Durante la charla, la señora Dugan reiteró que más importante que el talento es la total falta de miedo al fracaso de sus investigadores. Para mí, esto es cierto, no solo en la investigación aplicada, sino en todos los aspectos del quehacer humano.

Es, sin embargo, interesante notar que, si bien todos repetimos, casi sin pensarlo, “es imposible aprender a andar en bicicleta sin caerse”; muchos pretenden desarrollar una vida laboral o profesional sin cometer errores. El miedo al fracaso, en nuestro medio, es un poderoso modificador del comportamiento, es un inhibidor de la creatividad y de cualquier tipo de pensamiento diferente o novedoso.

Es claro que el progreso no es posible sin la innovación y la creatividad. La estabilidad (entendida como la ausencia de cambios y sobresaltos) es muy querida y apreciada en estas latitudes. En este sentido, podría ser que el miedo al fracaso esté unido al amor por la estabilidad, ya que, al ser cualquier iniciativa novedosa, un atentado a la estabilidad (tanto el éxito como el fracaso son desestabilizantes), podría ser que colectivamente hayamos envilecido el fracaso, no para evitar los errores, sino para evitar el cambio y de este modo asegurar la estabilidad.

Nótese que en ámbitos en los que la competencia se da simplemente por talento, esfuerzo y dedicación (en lugar de innovación) como en el deporte, el fracaso no es temido de la misma manera. Todos entendemos que no se puede ganar siempre, el fracaso no implica deshonra, ni mucho menos. Luego de un fracaso sencillamente nos levantamos, nos desempolvamos y volvemos a la lucha, ojalá con más bríos que antes. Todos los atletas y deportistas entienden y comulgan con la idea (de Kipling) de que el triunfo y el fracaso son dos impostores que debe ser tratados de la misma manera.

Es, por lo tanto, razonable suponer que el pánico al fracaso está relacionado con la estabilidad laboral. De alguna manera se ha instaurado en el inconsciente colectivo la deseabilidad de trabajar siempre en lo mismo, o por lo menos en el mismo lugar, tener pequeños aumentos y graduales mejoras en el puesto, para finalmente disfrutar de una pensión que tampoco tiene riesgo (no es afectada por la economía, tasas de interés, y otras variables semejantes).
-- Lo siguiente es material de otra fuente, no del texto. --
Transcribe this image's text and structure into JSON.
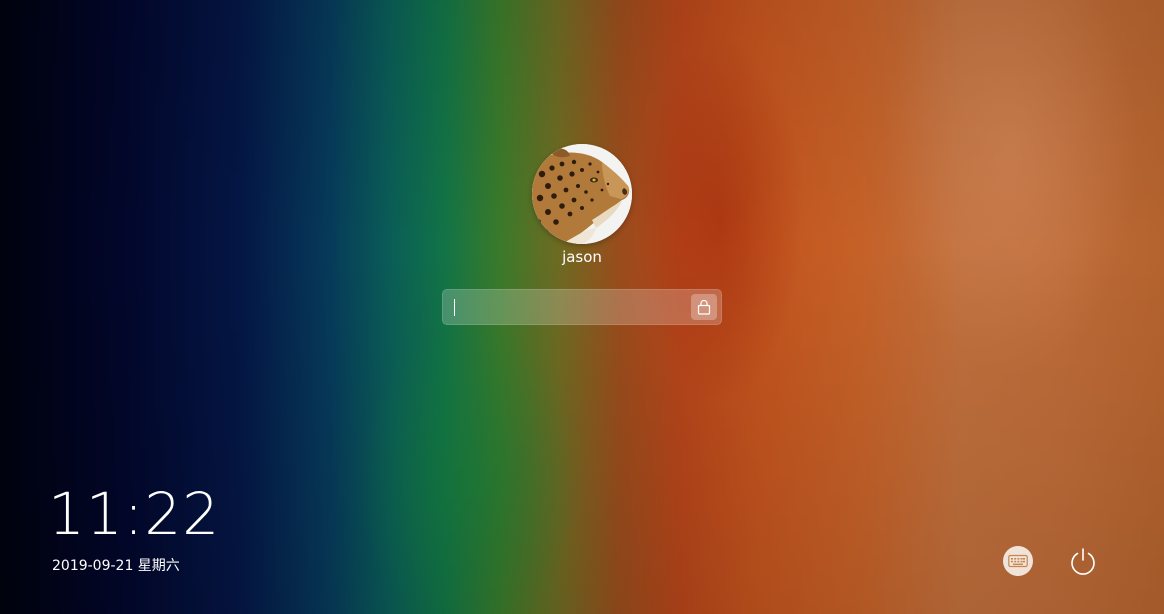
{
  "user": {
    "name": "jason",
    "avatar_icon": "leopard-avatar-icon"
  },
  "password": {
    "value": "",
    "placeholder": "",
    "submit_icon": "lock-icon"
  },
  "clock": {
    "time": "11:22",
    "date": "2019-09-21 星期六"
  },
  "controls": {
    "keyboard_icon": "keyboard-icon",
    "power_icon": "power-icon"
  },
  "colors": {
    "text": "#ffffff",
    "input_bg": "rgba(255,255,255,0.22)"
  }
}
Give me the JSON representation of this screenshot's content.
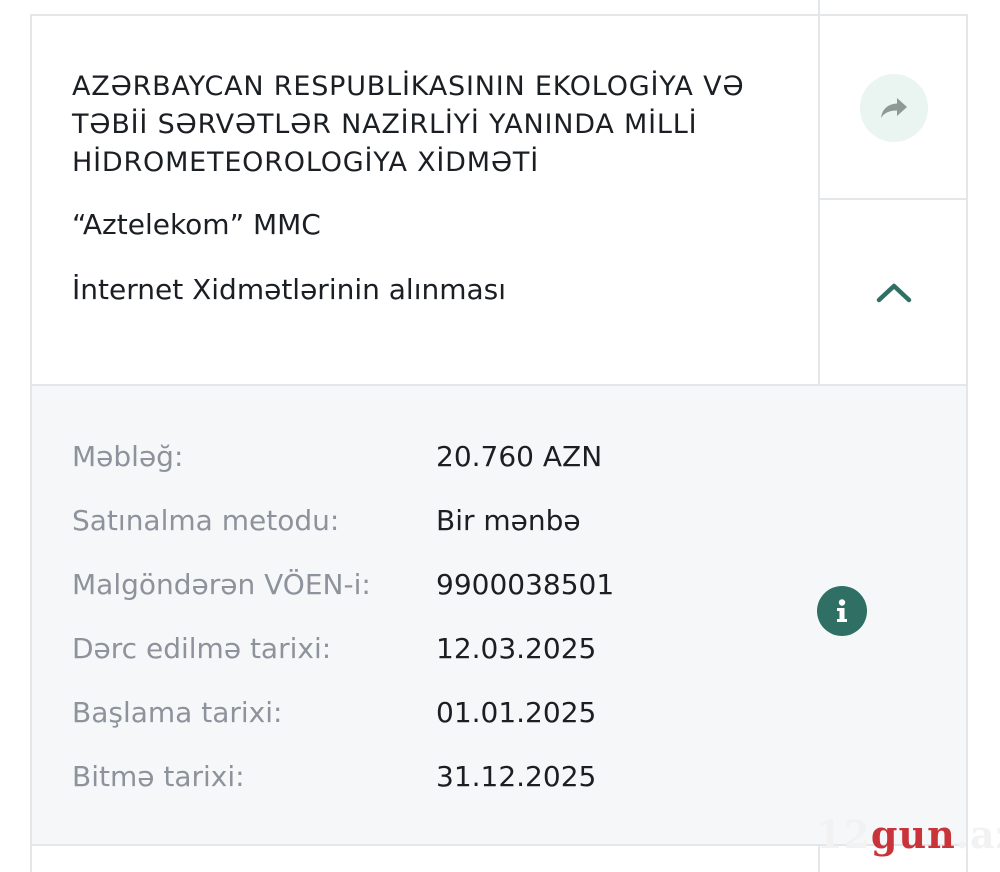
{
  "card": {
    "org_title": "AZƏRBAYCAN RESPUBLİKASININ EKOLOGİYA VƏ TƏBİİ SƏRVƏTLƏR NAZİRLİYİ YANINDA MİLLİ HİDROMETEOROLOGİYA XİDMƏTİ",
    "supplier": "“Aztelekom” MMC",
    "subject": "İnternet Xidmətlərinin alınması",
    "share_icon": "share-forward-icon",
    "collapse_icon": "chevron-up-icon"
  },
  "details": {
    "rows": [
      {
        "label": "Məbləğ:",
        "value": "20.760 AZN"
      },
      {
        "label": "Satınalma metodu:",
        "value": "Bir mənbə"
      },
      {
        "label": "Malgöndərən VÖEN-i:",
        "value": "9900038501"
      },
      {
        "label": "Dərc edilmə tarixi:",
        "value": "12.03.2025"
      },
      {
        "label": "Başlama tarixi:",
        "value": "01.01.2025"
      },
      {
        "label": "Bitmə tarixi:",
        "value": "31.12.2025"
      }
    ],
    "info_icon": "info-icon"
  },
  "watermark": {
    "num": "12",
    "gun": "gun",
    "az": ".az"
  },
  "colors": {
    "accent": "#2f6f64",
    "share_bg": "#eaf4f1",
    "details_bg": "#f6f7f8",
    "label_gray": "#8d939c",
    "text": "#1b1f24",
    "border": "#e4e7ea",
    "watermark_red": "#c8343a"
  }
}
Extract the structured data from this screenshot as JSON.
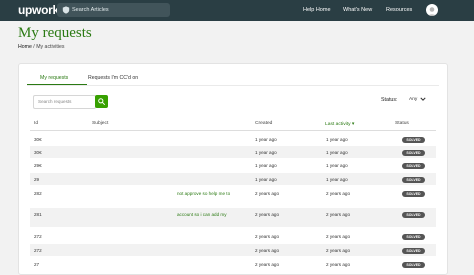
{
  "header": {
    "logo": "upwork",
    "search_placeholder": "Search Articles",
    "nav": [
      "Help Home",
      "What's New",
      "Resources"
    ]
  },
  "page": {
    "title": "My requests",
    "breadcrumb": {
      "home": "Home",
      "separator": "/",
      "current": "My activities"
    }
  },
  "tabs": {
    "active": "My requests",
    "other": "Requests I'm CC'd on"
  },
  "filters": {
    "search_placeholder": "Search requests",
    "status_label": "Status:",
    "status_value": "Any"
  },
  "table": {
    "columns": [
      "Id",
      "Subject",
      "Created",
      "Last activity ▾",
      "Status"
    ],
    "rows": [
      {
        "id": "30€",
        "subject": "",
        "created": "1 year ago",
        "last": "1 year ago",
        "status": "SOLVED"
      },
      {
        "id": "30€",
        "subject": "",
        "created": "1 year ago",
        "last": "1 year ago",
        "status": "SOLVED"
      },
      {
        "id": "29€",
        "subject": "",
        "created": "1 year ago",
        "last": "1 year ago",
        "status": "SOLVED"
      },
      {
        "id": "29",
        "subject": "",
        "created": "1 year ago",
        "last": "1 year ago",
        "status": "SOLVED"
      },
      {
        "id": "282",
        "subject": "not approve so help me to",
        "created": "2 years ago",
        "last": "2 years ago",
        "status": "SOLVED"
      },
      {
        "id": "281",
        "subject": "account so i can add my",
        "created": "2 years ago",
        "last": "2 years ago",
        "status": "SOLVED"
      },
      {
        "id": "272",
        "subject": "",
        "created": "2 years ago",
        "last": "2 years ago",
        "status": "SOLVED"
      },
      {
        "id": "272",
        "subject": "",
        "created": "2 years ago",
        "last": "2 years ago",
        "status": "SOLVED"
      },
      {
        "id": "27",
        "subject": "",
        "created": "2 years ago",
        "last": "2 years ago",
        "status": "SOLVED"
      }
    ]
  },
  "colors": {
    "brand_green": "#37a000",
    "header_bg": "#2a3e44",
    "title_green": "#2b7a13"
  }
}
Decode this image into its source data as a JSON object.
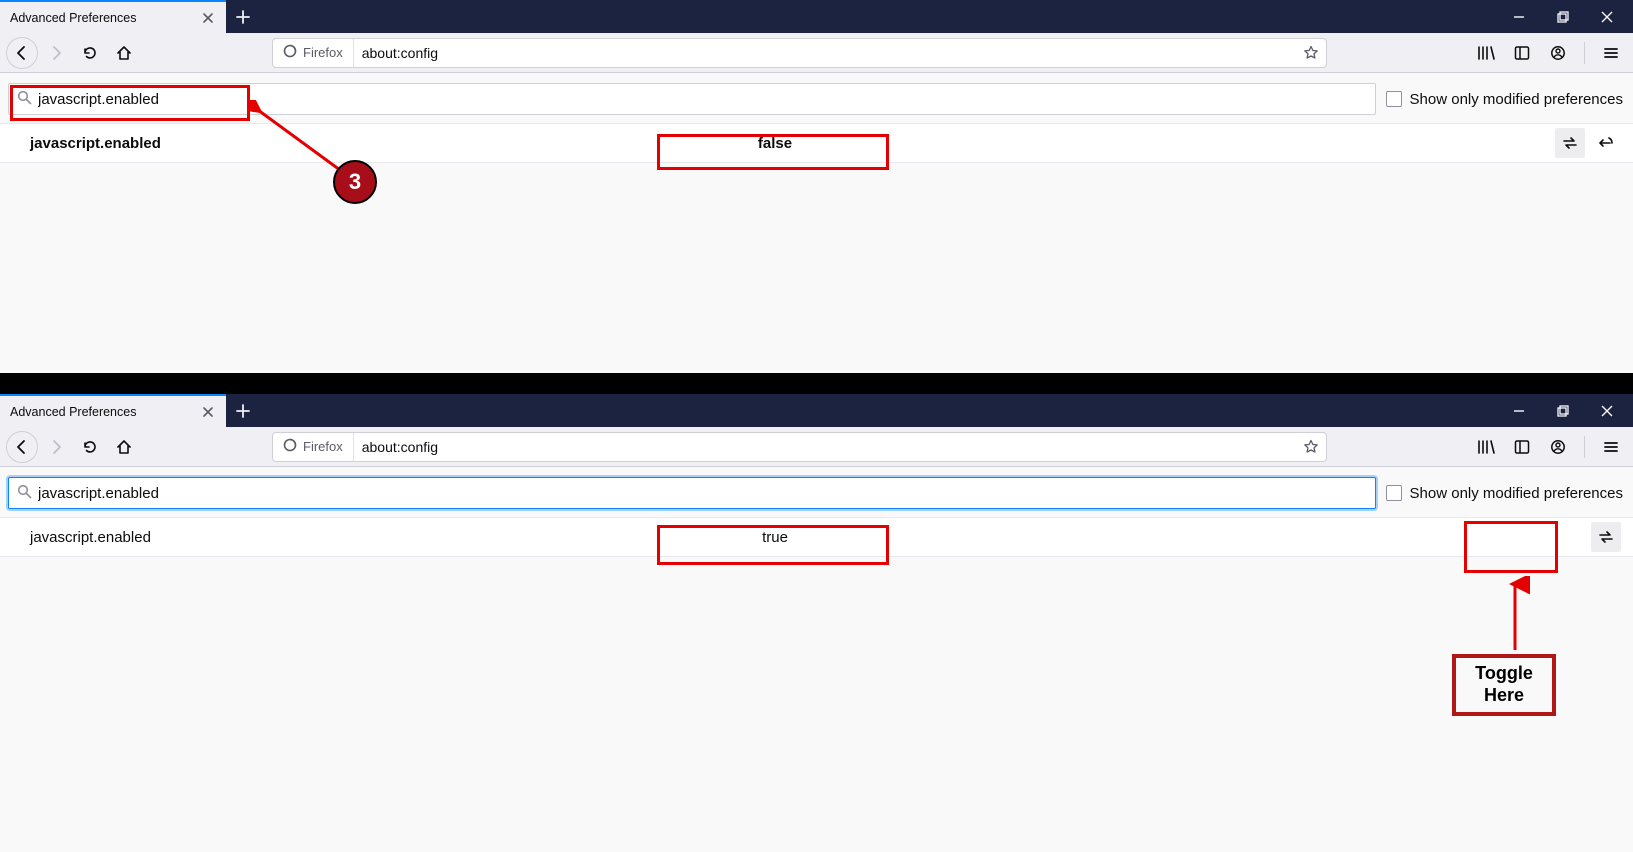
{
  "window1": {
    "tab": {
      "title": "Advanced Preferences"
    },
    "urlbar": {
      "identity": "Firefox",
      "url": "about:config"
    },
    "search": {
      "value": "javascript.enabled"
    },
    "only_modified_label": "Show only modified preferences",
    "pref": {
      "name": "javascript.enabled",
      "value": "false"
    },
    "step_label": "3"
  },
  "window2": {
    "tab": {
      "title": "Advanced Preferences"
    },
    "urlbar": {
      "identity": "Firefox",
      "url": "about:config"
    },
    "search": {
      "value": "javascript.enabled"
    },
    "only_modified_label": "Show only modified preferences",
    "pref": {
      "name": "javascript.enabled",
      "value": "true"
    },
    "toggle_hint": "Toggle Here"
  }
}
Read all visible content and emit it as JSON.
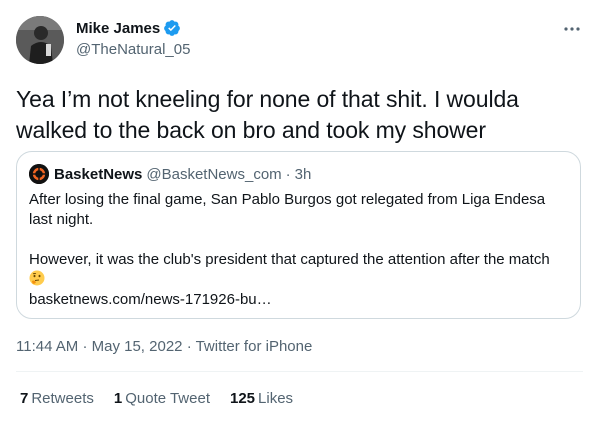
{
  "author": {
    "display_name": "Mike James",
    "handle": "@TheNatural_05"
  },
  "tweet": {
    "text": "Yea I’m not kneeling for none of that shit. I woulda walked to the back on bro and took my shower"
  },
  "quoted": {
    "display_name": "BasketNews",
    "handle": "@BasketNews_com",
    "separator": "·",
    "time": "3h",
    "paragraph_1": "After losing the final game, San Pablo Burgos got relegated from Liga Endesa last night.",
    "paragraph_2": "However, it was the club's president that captured the attention after the match",
    "link": "basketnews.com/news-171926-bu…"
  },
  "meta": {
    "time": "11:44 AM",
    "separator": "·",
    "date": "May 15, 2022",
    "source": "Twitter for iPhone"
  },
  "stats": {
    "retweets_count": "7",
    "retweets_label": "Retweets",
    "quotes_count": "1",
    "quotes_label": "Quote Tweet",
    "likes_count": "125",
    "likes_label": "Likes"
  },
  "icons": {
    "verified": "verified-badge-icon",
    "more": "more-options-icon",
    "quoted_avatar": "basketnews-logo",
    "emoji": "thinking-face-emoji"
  },
  "colors": {
    "text": "#0f1419",
    "secondary": "#536471",
    "verified": "#1d9bf0",
    "border": "#cfd9de",
    "divider": "#eff3f4"
  }
}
Desafortunadamente, el mundo cambió. No existe ningún modelo de desarrollo que pueda, hoy en día, funcionar si prevalece el miedo al fracaso, ya que lleva a una extremada aversión al riesgo, la cual a su vez desincentiva la innovación. La innovación es, desde hace varios años, la única fuente de crecimiento económico. Es, por lo tanto, nuestro deber promover la innovación.

En Costa Rica tenemos talento de sobra para ser innovadores, pero primero debemos eliminar todas las trabas y barreras a la innovación. El miedo al fracaso es claramente una de las más importantes.